Social services

Analysis

IMF rhetoric and practice on public sector wage constraints: Advice to slash spending continues despite Covid-19 pandemic

29 September 2021 | Guest analysis

A man undergoes a Covid-19 test in Ecuador. Credit: CarlosE Video/Sutterstock

Over 15 years ago, ActionAid documented the impact of public sector wage bill caps imposed by the IMF as an explicit condition of loans in low-income countries, showing how they blocked progress on education and on responses to HIV/Aids. After three years of consistent research and advocacy, the IMF backed down and removed public sector wage bill caps conditionality in its loan programmes worldwide in 2007. The IMF executive board at the time said that it, “welcomed the declining incidence of such ceilings in Fund-supported programs,” and hoped to dispense with them entirely, in the meantime using them only “in exceptional cases.”

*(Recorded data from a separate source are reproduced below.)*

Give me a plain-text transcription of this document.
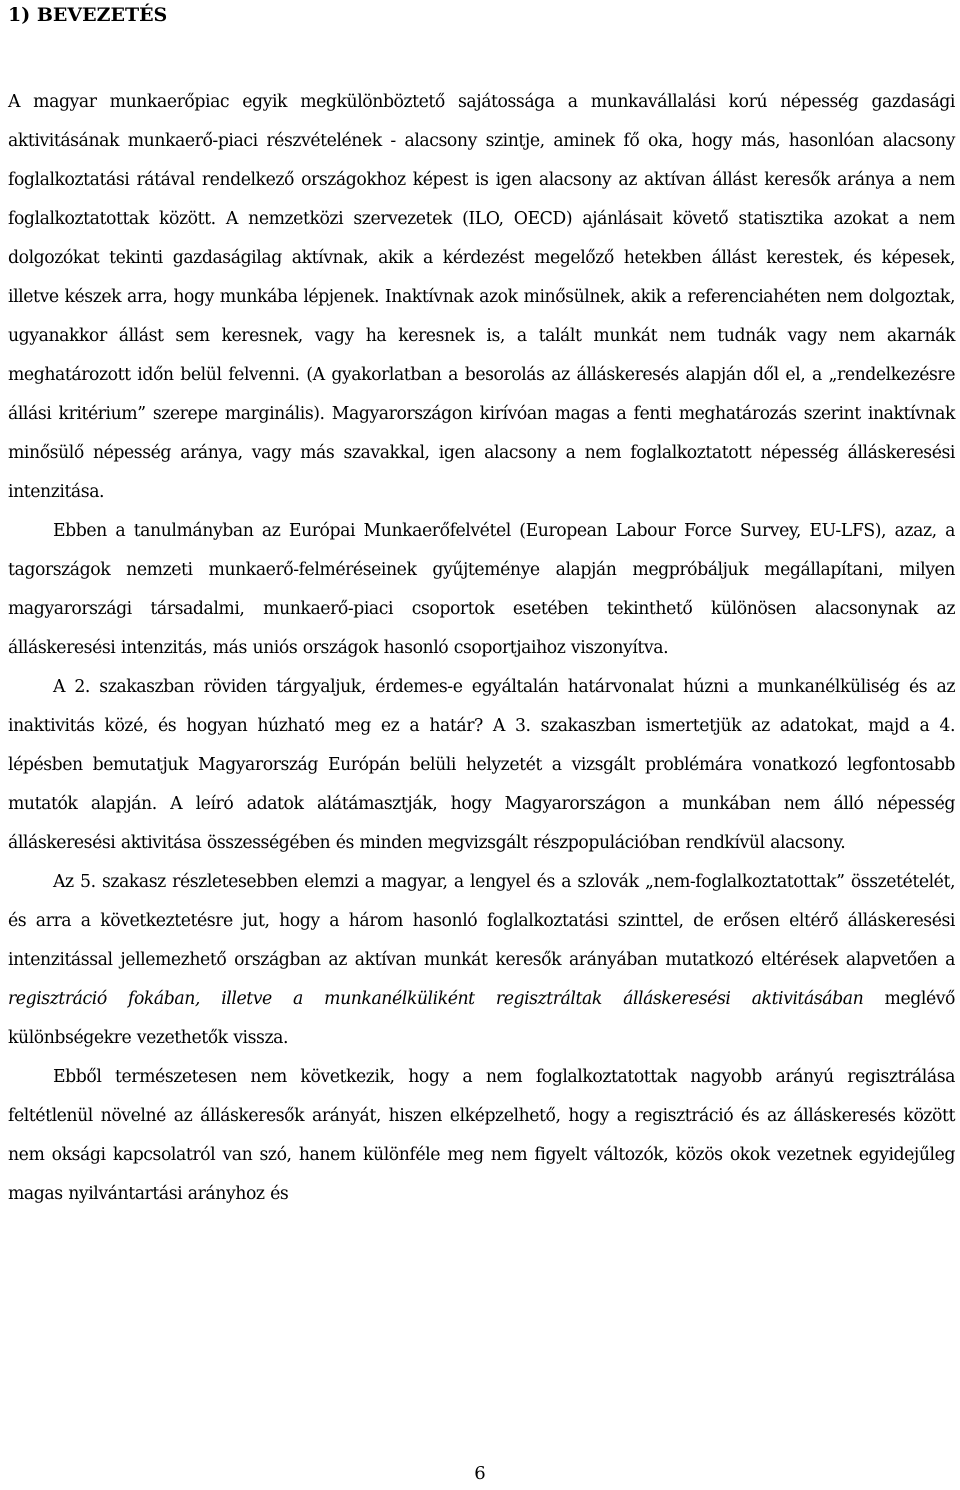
1) BEVEZETÉS

A magyar munkaerőpiac egyik megkülönböztető sajátossága a munkavállalási korú népesség gazdasági aktivitásának munkaerő-piaci részvételének - alacsony szintje, aminek fő oka, hogy más, hasonlóan alacsony foglalkoztatási rátával rendelkező országokhoz képest is igen alacsony az aktívan állást keresők aránya a nem foglalkoztatottak között. A nemzetközi szervezetek (ILO, OECD) ajánlásait követő statisztika azokat a nem dolgozókat tekinti gazdaságilag aktívnak, akik a kérdezést megelőző hetekben állást kerestek, és képesek, illetve készek arra, hogy munkába lépjenek. Inaktívnak azok minősülnek, akik a referenciahéten nem dolgoztak, ugyanakkor állást sem keresnek, vagy ha keresnek is, a talált munkát nem tudnák vagy nem akarnák meghatározott időn belül felvenni. (A gyakorlatban a besorolás az álláskeresés alapján dől el, a „rendelkezésre állási kritérium” szerepe marginális). Magyarországon kirívóan magas a fenti meghatározás szerint inaktívnak minősülő népesség aránya, vagy más szavakkal, igen alacsony a nem foglalkoztatott népesség álláskeresési intenzitása.

Ebben a tanulmányban az Európai Munkaerőfelvétel (European Labour Force Survey, EU-LFS), azaz, a tagországok nemzeti munkaerő-felméréseinek gyűjteménye alapján megpróbáljuk megállapítani, milyen magyarországi társadalmi, munkaerő-piaci csoportok esetében tekinthető különösen alacsonynak az álláskeresési intenzitás, más uniós országok hasonló csoportjaihoz viszonyítva.

A 2. szakaszban röviden tárgyaljuk, érdemes-e egyáltalán határvonalat húzni a munkanélküliség és az inaktivitás közé, és hogyan húzható meg ez a határ? A 3. szakaszban ismertetjük az adatokat, majd a 4. lépésben bemutatjuk Magyarország Európán belüli helyzetét a vizsgált problémára vonatkozó legfontosabb mutatók alapján. A leíró adatok alátámasztják, hogy Magyarországon a munkában nem álló népesség álláskeresési aktivitása összességében és minden megvizsgált részpopulációban rendkívül alacsony.

Az 5. szakasz részletesebben elemzi a magyar, a lengyel és a szlovák „nem-foglalkoztatottak” összetételét, és arra a következtetésre jut, hogy a három hasonló foglalkoztatási szinttel, de erősen eltérő álláskeresési intenzitással jellemezhető országban az aktívan munkát keresők arányában mutatkozó eltérések alapvetően a regisztráció fokában, illetve a munkanélküliként regisztráltak álláskeresési aktivitásában meglévő különbségekre vezethetők vissza.

Ebből természetesen nem következik, hogy a nem foglalkoztatottak nagyobb arányú regisztrálása feltétlenül növelné az álláskeresők arányát, hiszen elképzelhető, hogy a regisztráció és az álláskeresés között nem oksági kapcsolatról van szó, hanem különféle meg nem figyelt változók, közös okok vezetnek egyidejűleg magas nyilvántartási arányhoz és

6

This dramatic policy shift, questioning one of the pillars of austerity, occurred at a time when the IMF faced diminishing influence and legitimacy – just before the financial crisis of 2007-2008, which re-emboldened the institution. Since then the IMF has rebuilt its power and it has cast aside its aspiration to dispense with the use of wage bill constraints, making routine use of them as a central part of its coercive policy advice. ActionAid’s Who Cares for the Future report, released in April 2020, showed that the IMF recommended that governments either cut or freeze public sector wage bills in 78 per cent of countries – over the previous three years. This rose to 90 per cent when we revisited the data in October 2020, as shown in the report The Pandemic and the Public Sector, which looked at the initial impact of Covid-19 on public spending. Despite a shift in rhetoric during the pandemic, country level practice remains largely unchanged and a rapid return to austerity, including wage bill constraints is now predicted for 85 per cent of the world’s population (see Observer Autumn 2020).

New ActionAid research shows IMF’s dogmatic approach to wage bill cuts continues

ActionAid’s new investigation in 2021 looked at IMF country documents over a five-year period, combined with in-depth research across ten countries. Published on 12 October in a report called The Public versus Austerity, we show that the use of public sector wage constraints is both blunt and ineffective, often damaging the very sectors that governments claim they want to protect. Despite the Fund arguing that ‘exemptions’ are routine for education and health personnel, we found no evidence of this in two-thirds of the countries studied. Given that teachers and health-workers are usually the largest two groups on the wage bill, overall cuts cannot be delivered without impacting them – and at best ‘protection’ of these meant a freeze, whilst even deeper cuts were made in other sectors.

The IMF claims that public sector wage constraints are only ever short-term measures, but in the countries studied, we found every country faced a consistent cut or freeze for at least three years and most countries for five or six years.

The IMF claims that public sector wage constraints are only ever short-term measures, but in the countries studied, we found every country faced a consistent cut or freeze for at least three years and most countries for five or six years. There was no consistent advice given to countries to ensure that measures would indeed be temporary – for example on how to increase fiscal space by raising tax revenues. And even where countries did raise tax revenues significantly, those countries were not advised to increase spending on the public sector wage bill.

ActionAid’s latest research found that there is no guideline or consistency on what percentage of GDP a country should sensibly spend on the public sector wage bill, with this ranging from 13 per cent to 2 per cent in the countries studied. Every country was urged to cut or freeze regardless of whether they were above or significantly below regional and global averages. There is almost no reference made in these documents to the shortages of health and education workers that are evident in most countries and no clear attempt to assess the impact of any constraints. Much of the data that the IMF claims to have used in offering advice remain secret, making it hard to contest any conclusions.

One of the most striking findings of ActionAid’s latest research is that multiple IMF documents suggested countries needed to cut social spending in order to increase social spending. That is, you need to cut recurrent spending in order to increase capital spending on buildings and equipment. Most people would see nurses or teachers as key items of social spending but not the IMF. In fact, a focus on infrastructure moves resources away from health and education (which have large recurrent budgets) towards other sectors which depend more on capital spending (roads, energy, water). This also diverts resources from the public sector (frontline workers) to the private sector.

The use of public sector wage bill constraints is not based on evidence, is profoundly blunt and often has unintended impacts, so why are the IMF and many Ministries of Finance still so keen? We conclude there is an unconscious bias against the public sector, one rooted in a fundamentalist ideological position and an attachment to what might be best called the ‘cult of austerity’. There are so many economic alternatives being explored by so many actors – including in the IMF headquarters itself.  But these are not trickling down to IMF staff involved in country level processes. Now is the time to stop the cult of austerity and actively pursue the plethora of alternatives – to reimagine the public sector workforce as a key engine of national development in light of Covid-19 and the climate crisis.